Mchiriku is collective improvisation—kind of stood on its head—yet perfectly situated in local aesthetics: While the Casio/Kinanda is the only melodic/harmonic instrument, it usually holds down fixed patterns for the song and the faster dance sections called Mtapa, its excitement being created by the shifting patterns generated in relation to the percussion instruments and the distortion/feedback patterns emanating from the combination of playing technique/ amplification system. As such the Casio is akin to the nzumari (a double-reed oboe-type instrument) used in old-time ngoma and with similar functions of leading segues from one song to the other or signalling a change of pace and pattern As already brought to the fore by the number of players (four), percussion is a most important element of mchiriku: The master drummer plays misondo (two mid-sized hand drums and the deep bass drum all made from various sizes of plastic pipes), filling in is the dumbak player (two small carved hand drums and an array of differently pitched drums played with sticks); vijiti two small sticks beaten on a wooden stool and rika (tambourine) or chekeche (maracas) complement the drums.
Master Drummer Mazinge meanwhile holds down the quick rhythm on the smaller misondo, all the while commenting on and supporting the vocal message with the bass msondo; this bass sound also guides and incites the dancers in the faster second part of songs.
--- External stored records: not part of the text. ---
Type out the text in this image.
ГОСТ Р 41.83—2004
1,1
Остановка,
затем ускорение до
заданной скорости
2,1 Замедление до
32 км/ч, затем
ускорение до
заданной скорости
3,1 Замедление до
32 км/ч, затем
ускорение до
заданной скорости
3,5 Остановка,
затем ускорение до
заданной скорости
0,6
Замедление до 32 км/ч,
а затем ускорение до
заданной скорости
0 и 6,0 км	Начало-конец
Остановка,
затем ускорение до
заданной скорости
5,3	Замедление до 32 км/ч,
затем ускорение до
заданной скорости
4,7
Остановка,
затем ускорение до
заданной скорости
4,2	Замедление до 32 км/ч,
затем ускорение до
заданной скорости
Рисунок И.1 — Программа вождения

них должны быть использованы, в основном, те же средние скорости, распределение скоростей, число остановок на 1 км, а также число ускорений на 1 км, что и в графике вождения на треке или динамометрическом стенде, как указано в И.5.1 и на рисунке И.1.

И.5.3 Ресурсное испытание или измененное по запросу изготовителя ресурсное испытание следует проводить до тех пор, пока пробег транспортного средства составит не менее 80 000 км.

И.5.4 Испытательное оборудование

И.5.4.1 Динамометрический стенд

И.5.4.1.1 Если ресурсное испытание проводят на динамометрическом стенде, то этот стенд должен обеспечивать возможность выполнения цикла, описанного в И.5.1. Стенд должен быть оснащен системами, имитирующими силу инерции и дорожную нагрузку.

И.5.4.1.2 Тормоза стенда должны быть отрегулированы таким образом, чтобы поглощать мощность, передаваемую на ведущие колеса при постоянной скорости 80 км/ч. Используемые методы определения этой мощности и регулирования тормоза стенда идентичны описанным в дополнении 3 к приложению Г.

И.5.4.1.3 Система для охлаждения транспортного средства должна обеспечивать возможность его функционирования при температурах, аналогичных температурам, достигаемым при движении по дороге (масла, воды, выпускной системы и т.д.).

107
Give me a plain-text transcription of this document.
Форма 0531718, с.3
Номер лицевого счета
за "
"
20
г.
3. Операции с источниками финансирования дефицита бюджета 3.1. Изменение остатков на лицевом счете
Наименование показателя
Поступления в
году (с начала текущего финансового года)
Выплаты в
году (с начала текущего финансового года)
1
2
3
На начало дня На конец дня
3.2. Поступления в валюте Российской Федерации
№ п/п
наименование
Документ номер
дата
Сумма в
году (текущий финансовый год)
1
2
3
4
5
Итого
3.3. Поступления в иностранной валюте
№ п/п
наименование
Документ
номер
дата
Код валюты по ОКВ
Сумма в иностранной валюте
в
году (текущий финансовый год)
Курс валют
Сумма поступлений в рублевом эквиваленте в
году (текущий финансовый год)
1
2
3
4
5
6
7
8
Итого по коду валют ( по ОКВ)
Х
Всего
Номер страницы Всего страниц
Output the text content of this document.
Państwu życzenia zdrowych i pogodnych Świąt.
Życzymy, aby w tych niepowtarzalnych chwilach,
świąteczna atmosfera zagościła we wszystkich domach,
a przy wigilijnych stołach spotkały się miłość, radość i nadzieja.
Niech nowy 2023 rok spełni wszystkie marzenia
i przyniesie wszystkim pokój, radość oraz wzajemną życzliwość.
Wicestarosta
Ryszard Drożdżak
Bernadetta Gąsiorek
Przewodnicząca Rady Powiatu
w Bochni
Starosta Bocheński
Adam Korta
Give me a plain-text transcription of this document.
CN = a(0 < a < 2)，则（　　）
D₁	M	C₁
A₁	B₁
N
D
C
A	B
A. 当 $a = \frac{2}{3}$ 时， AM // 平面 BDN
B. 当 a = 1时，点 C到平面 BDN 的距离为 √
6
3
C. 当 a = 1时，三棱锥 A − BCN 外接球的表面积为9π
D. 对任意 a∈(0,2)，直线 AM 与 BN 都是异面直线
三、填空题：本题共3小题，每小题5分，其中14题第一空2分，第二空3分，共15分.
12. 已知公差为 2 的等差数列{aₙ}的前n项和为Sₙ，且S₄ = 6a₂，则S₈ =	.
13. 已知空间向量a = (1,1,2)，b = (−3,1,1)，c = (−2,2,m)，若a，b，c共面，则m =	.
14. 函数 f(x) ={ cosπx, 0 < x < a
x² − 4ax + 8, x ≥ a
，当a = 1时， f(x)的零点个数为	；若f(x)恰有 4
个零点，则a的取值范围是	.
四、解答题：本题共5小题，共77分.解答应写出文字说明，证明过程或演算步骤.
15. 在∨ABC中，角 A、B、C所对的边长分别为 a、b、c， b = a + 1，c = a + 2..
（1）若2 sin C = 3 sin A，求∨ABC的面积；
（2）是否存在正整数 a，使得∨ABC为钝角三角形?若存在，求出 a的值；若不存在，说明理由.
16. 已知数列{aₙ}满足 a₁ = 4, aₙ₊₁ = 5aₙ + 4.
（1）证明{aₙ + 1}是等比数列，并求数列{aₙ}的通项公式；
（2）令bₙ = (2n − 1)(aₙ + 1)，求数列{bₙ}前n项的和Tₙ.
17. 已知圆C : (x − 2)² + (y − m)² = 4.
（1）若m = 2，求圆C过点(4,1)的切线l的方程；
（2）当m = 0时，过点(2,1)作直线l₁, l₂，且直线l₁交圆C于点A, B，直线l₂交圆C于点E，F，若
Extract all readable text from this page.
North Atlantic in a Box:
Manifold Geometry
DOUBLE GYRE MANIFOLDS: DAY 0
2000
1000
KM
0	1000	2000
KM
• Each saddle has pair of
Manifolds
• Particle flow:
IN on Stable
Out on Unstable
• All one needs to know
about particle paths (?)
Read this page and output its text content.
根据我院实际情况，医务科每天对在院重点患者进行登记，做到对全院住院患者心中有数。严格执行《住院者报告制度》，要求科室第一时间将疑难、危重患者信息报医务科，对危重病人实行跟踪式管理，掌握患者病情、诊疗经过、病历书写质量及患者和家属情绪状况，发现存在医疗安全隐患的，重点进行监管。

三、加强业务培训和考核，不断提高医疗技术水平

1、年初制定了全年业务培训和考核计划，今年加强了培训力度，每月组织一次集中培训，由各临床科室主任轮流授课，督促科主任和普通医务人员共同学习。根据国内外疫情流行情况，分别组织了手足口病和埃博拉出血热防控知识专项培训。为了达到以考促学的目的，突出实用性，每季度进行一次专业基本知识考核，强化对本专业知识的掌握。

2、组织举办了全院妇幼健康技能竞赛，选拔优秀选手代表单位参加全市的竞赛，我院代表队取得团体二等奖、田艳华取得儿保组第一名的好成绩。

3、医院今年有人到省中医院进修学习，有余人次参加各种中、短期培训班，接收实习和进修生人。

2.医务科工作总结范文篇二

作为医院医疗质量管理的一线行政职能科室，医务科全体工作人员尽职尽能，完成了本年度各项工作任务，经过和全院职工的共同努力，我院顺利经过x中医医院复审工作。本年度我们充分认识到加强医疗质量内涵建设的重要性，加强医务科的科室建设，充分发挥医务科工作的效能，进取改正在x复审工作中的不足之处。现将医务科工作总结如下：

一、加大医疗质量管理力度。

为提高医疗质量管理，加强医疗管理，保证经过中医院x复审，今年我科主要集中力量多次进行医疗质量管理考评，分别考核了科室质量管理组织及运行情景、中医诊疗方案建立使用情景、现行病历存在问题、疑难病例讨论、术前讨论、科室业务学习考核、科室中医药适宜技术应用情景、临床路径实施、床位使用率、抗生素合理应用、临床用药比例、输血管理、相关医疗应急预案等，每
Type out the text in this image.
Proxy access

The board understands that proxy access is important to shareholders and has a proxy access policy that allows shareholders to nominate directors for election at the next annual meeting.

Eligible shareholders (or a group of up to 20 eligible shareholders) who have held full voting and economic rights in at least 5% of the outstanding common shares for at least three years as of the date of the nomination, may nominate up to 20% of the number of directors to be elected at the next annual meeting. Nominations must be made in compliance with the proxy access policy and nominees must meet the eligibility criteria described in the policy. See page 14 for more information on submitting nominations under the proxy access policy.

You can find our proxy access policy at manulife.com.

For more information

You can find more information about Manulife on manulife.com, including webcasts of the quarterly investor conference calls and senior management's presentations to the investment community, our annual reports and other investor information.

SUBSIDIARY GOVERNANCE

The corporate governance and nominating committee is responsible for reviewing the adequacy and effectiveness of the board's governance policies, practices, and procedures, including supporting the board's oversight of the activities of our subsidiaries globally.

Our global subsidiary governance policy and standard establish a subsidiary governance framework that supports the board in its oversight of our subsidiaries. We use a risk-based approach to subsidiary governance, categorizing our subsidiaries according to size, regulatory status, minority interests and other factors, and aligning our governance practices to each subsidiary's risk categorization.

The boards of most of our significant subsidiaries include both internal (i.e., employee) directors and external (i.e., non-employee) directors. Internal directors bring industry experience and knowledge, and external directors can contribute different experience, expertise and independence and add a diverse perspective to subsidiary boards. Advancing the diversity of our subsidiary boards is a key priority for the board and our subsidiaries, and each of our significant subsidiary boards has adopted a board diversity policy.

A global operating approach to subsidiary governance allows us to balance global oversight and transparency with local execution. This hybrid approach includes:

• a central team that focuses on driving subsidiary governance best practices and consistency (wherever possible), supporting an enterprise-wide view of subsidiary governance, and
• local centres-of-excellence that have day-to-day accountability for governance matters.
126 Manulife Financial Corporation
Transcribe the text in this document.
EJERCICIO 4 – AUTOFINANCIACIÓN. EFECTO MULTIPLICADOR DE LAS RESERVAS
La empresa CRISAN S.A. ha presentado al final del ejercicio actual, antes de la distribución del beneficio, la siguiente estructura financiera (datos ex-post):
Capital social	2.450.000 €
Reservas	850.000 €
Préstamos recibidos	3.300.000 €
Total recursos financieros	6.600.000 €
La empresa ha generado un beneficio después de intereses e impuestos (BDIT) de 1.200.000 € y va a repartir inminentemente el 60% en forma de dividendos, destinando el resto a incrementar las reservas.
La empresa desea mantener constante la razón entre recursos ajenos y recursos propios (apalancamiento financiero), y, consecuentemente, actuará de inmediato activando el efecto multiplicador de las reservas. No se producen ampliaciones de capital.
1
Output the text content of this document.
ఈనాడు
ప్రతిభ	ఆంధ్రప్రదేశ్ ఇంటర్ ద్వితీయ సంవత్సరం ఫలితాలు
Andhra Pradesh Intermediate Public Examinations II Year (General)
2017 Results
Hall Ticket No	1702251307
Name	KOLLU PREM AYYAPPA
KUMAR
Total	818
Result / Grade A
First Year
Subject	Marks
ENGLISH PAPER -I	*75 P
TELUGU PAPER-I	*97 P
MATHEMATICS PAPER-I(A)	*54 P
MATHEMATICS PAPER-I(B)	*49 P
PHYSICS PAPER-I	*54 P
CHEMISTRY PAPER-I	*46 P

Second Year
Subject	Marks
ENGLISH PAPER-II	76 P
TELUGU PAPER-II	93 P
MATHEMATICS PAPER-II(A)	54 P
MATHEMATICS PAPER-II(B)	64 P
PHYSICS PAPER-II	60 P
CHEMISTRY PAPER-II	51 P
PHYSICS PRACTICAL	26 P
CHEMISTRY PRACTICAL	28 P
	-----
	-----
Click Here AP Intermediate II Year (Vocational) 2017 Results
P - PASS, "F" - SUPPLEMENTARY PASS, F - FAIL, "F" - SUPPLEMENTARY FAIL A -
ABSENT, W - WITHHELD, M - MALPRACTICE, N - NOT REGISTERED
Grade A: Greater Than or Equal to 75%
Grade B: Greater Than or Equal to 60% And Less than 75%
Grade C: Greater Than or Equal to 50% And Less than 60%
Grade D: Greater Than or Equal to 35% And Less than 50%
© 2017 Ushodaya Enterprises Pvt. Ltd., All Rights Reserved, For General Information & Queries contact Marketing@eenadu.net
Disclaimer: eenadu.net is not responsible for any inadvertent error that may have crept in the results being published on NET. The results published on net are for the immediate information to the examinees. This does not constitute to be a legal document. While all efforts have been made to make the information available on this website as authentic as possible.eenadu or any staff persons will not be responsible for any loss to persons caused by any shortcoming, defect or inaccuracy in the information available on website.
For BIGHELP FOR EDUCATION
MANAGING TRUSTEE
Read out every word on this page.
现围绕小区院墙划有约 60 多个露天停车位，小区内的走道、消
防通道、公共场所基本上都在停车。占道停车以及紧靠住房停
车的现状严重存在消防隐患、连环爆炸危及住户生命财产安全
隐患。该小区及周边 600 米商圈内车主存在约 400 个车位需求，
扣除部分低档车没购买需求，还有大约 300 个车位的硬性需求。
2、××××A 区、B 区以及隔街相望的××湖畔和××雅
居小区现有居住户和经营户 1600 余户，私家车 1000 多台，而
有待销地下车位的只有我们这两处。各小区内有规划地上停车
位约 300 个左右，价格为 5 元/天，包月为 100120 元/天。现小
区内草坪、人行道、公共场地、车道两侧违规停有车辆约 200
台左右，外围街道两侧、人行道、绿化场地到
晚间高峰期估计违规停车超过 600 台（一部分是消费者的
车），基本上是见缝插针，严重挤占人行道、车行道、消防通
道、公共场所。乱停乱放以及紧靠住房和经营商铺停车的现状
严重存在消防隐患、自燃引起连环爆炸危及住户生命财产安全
Of late Mazinge has added two more bass drums to his assemblage creating thus a more complex counterpoint to the vocal lines and adding more depth. TP’s dumbaki lock into the basic rhythm with higher pitched sounds, when all is ready to burst in the mtapa section he adds further layers of sound and excitement with the three tuned, stick-beaten drums. Together with the stool-and-stick combination and the tambourine/bicycle bell combination the whole percussion section does not just create rhythm and time (horizontal organization) but also shifting patterns of sound and a layering of pitch levels that is typical of much African music-making in general.